No Comments | Tags: jane austen, books, us history

30 August 2007 - 21:45thus play i in one person many people

Last night Marisa, Jenna, Lauren and Andrea and I went to see staged reading of ‘Tis Pity She’s a Whore in Hollywood (I drove!). The play was put on by the Independent Shakespeare Company (for which I am interning), and the show was amazing. Written by John Ford and published in 1633, it’s about this bother and sister who fall in love and have an affair, which of course leads to problems, the least of which is that the sister gets pregnant and has three other (scheming) guys trying to marry her.‘Tis Pity is definitely one of the bloodiest things I have ever seen, and the company didn’t even use sets or costumes and had hardly any props. During the last bit my friends and I (mostly Marisa) were gasping uncontrollably because it was Just That Gross. I totally reccomend it if you ever get the chance to see a production. And considering everything I had heard about it, the show really wasn’t too innapropriate. I’m especially glad I liked it, because for the last three years my seat in Drama class has been right next to a poster for ‘Tis Pity, and I would have been disappointed had it disappointed.

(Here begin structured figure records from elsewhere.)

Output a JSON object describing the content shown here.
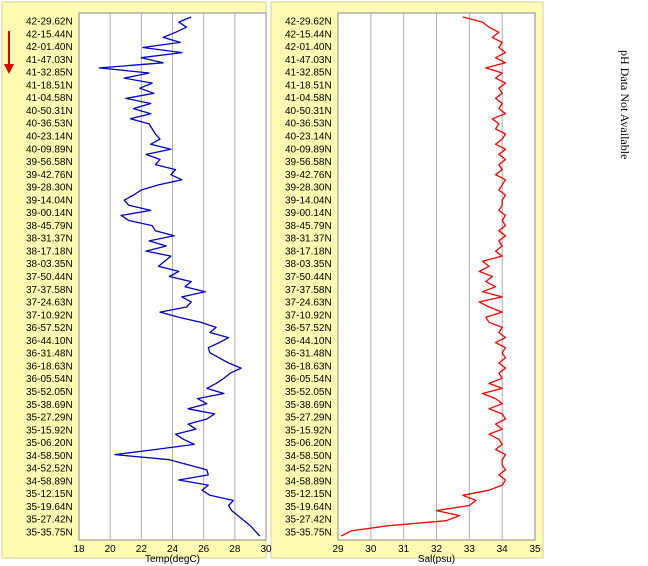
{
  "side_note": "pH Data Not Available",
  "colors": {
    "panel_bg": "#fffbb2",
    "plot_bg": "#ffffff",
    "temp_line": "#0000cc",
    "sal_line": "#ff0000",
    "arrow": "#e00000",
    "grid": "#b0b0b0"
  },
  "icons": {
    "direction": "down-arrow-icon"
  },
  "chart_data": [
    {
      "type": "line",
      "xlabel": "Temp(degC)",
      "xlim": [
        18,
        30
      ],
      "xticks": [
        "18",
        "20",
        "22",
        "24",
        "26",
        "28",
        "30"
      ],
      "ylabel": "",
      "ylim_labels": [
        "42-29.62N",
        "42-15.44N",
        "42-01.40N",
        "41-47.03N",
        "41-32.85N",
        "41-18.51N",
        "41-04.58N",
        "40-50.31N",
        "40-36.53N",
        "40-23.14N",
        "40-09.89N",
        "39-56.58N",
        "39-42.76N",
        "39-28.30N",
        "39-14.04N",
        "39-00.14N",
        "38-45.79N",
        "38-31.37N",
        "38-17.18N",
        "38-03.35N",
        "37-50.44N",
        "37-37.58N",
        "37-24.63N",
        "37-10.92N",
        "36-57.52N",
        "36-44.10N",
        "36-31.48N",
        "36-18.63N",
        "36-05.54N",
        "35-52.05N",
        "35-38.69N",
        "35-27.29N",
        "35-15.92N",
        "35-06.20N",
        "34-58.50N",
        "34-52.52N",
        "34-58.89N",
        "35-12.15N",
        "35-19.64N",
        "35-27.42N",
        "35-35.75N"
      ],
      "grid": true,
      "series": [
        {
          "values": [
            25.2,
            24.4,
            24.9,
            24.2,
            23.4,
            24.5,
            22.1,
            24.6,
            22.0,
            23.4,
            19.3,
            22.5,
            20.9,
            22.7,
            21.9,
            22.8,
            21.0,
            22.6,
            21.5,
            22.6,
            21.3,
            22.5,
            22.7,
            22.9,
            23.2,
            22.6,
            23.9,
            22.3,
            23.2,
            22.9,
            24.2,
            23.9,
            24.6,
            23.1,
            22.0,
            21.5,
            20.9,
            21.2,
            22.6,
            20.7,
            21.2,
            22.7,
            22.9,
            24.1,
            22.5,
            23.6,
            22.3,
            23.9,
            23.5,
            23.1,
            24.4,
            23.8,
            25.2,
            24.8,
            26.1,
            24.6,
            25.2,
            24.9,
            23.2,
            24.4,
            25.8,
            26.8,
            26.4,
            27.6,
            27.0,
            26.3,
            26.4,
            27.0,
            27.6,
            28.4,
            27.7,
            27.3,
            26.8,
            26.2,
            27.3,
            25.6,
            26.2,
            25.0,
            26.7,
            26.2,
            25.0,
            25.5,
            24.2,
            24.7,
            25.4,
            22.9,
            20.3,
            23.8,
            25.0,
            26.2,
            26.3,
            24.4,
            26.3,
            25.9,
            26.4,
            27.9,
            27.6,
            27.8,
            28.2,
            28.6,
            29.0,
            29.3,
            29.6
          ]
        }
      ]
    },
    {
      "type": "line",
      "xlabel": "Sal(psu)",
      "xlim": [
        29,
        35
      ],
      "xticks": [
        "29",
        "30",
        "31",
        "32",
        "33",
        "34",
        "35"
      ],
      "ylabel": "",
      "grid": true,
      "series": [
        {
          "values": [
            32.8,
            33.4,
            33.6,
            33.9,
            33.7,
            34.0,
            33.9,
            34.1,
            33.8,
            34.1,
            33.5,
            34.0,
            33.8,
            34.1,
            33.9,
            34.0,
            33.8,
            34.0,
            33.9,
            34.1,
            33.7,
            33.9,
            33.8,
            34.1,
            34.0,
            33.8,
            34.1,
            33.9,
            34.1,
            33.9,
            34.0,
            33.8,
            34.1,
            34.0,
            33.9,
            34.1,
            34.0,
            34.0,
            33.9,
            34.1,
            34.0,
            34.1,
            33.9,
            34.1,
            33.9,
            34.0,
            33.8,
            34.0,
            33.4,
            33.6,
            33.3,
            33.7,
            33.5,
            33.8,
            33.4,
            34.0,
            33.3,
            33.6,
            34.0,
            33.5,
            33.6,
            34.0,
            33.9,
            34.1,
            33.8,
            34.1,
            34.0,
            34.1,
            33.9,
            34.1,
            33.9,
            34.0,
            33.6,
            34.0,
            33.4,
            33.8,
            34.0,
            33.6,
            34.0,
            34.1,
            33.8,
            34.0,
            33.6,
            33.9,
            34.0,
            33.8,
            34.1,
            34.0,
            34.0,
            34.1,
            33.9,
            34.1,
            34.0,
            33.6,
            32.8,
            33.2,
            33.0,
            32.0,
            32.7,
            32.3,
            30.5,
            29.4,
            29.1
          ]
        }
      ]
    }
  ]
}
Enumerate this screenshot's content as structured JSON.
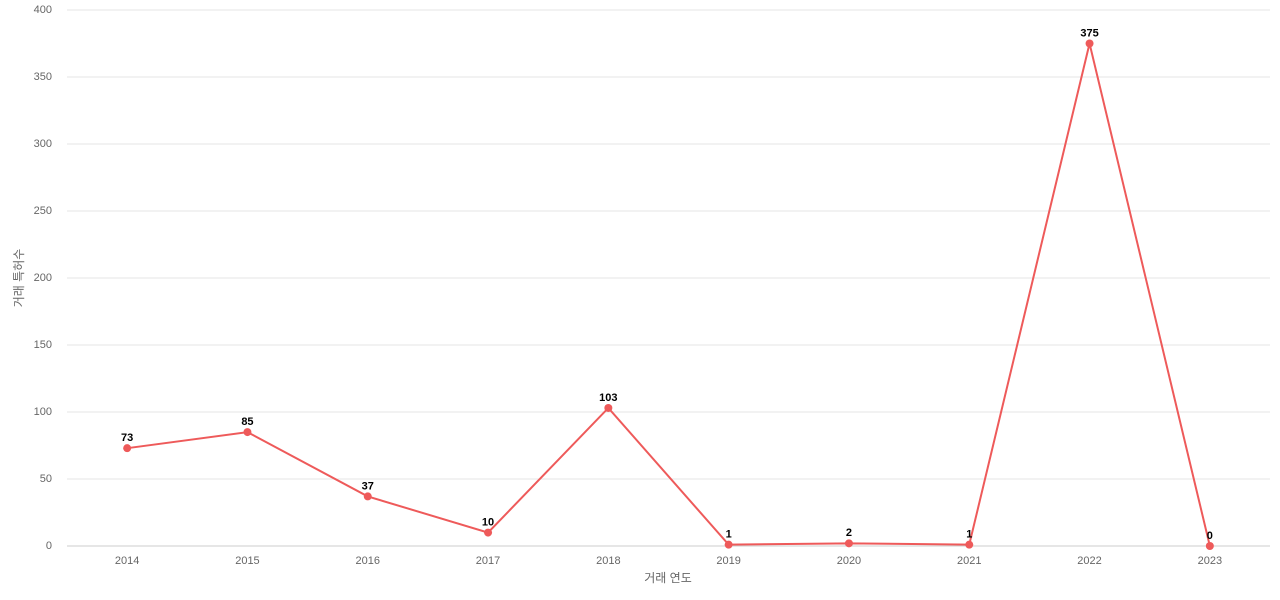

This summer has been particularly full of history-related theater and just theater in general. ISC did two other staged readings of shows by Shakespeare’s contemporaries this summer (The Knight of the Burning Pestle by Francis Beaumont and Arden of Fashersham, possibly written by Shakespeare himself). Both of of those shows were great as well and it’s too bad they aren’t often performed.

ISC also put on A Midsummer Night’s Dream, Macbeth and Richard II in repatory this summer (the title of my blog comes from one of Richard’s monologues). Interning for this company has been great because I got to know these three shows really well, especially Richard II, which I’ve seen at least five times, not to mention the countless rehearsals that they let me watch.

And my aunt and uncle took me to the Oregon Shakespeare Festival in Ashland, Oregon as well (thannnnk you again!) where I saw six plays in four days (!). Tartuffe, The Taming of the Shrew, Distracted, Romeo & Juliet, Gem of the Ocean and The Tempest were all amazing (R&J was my favorite).

So pretty much I’ve seen more shows than ever this summer with a wide range range of historical settings and historical-ness in general!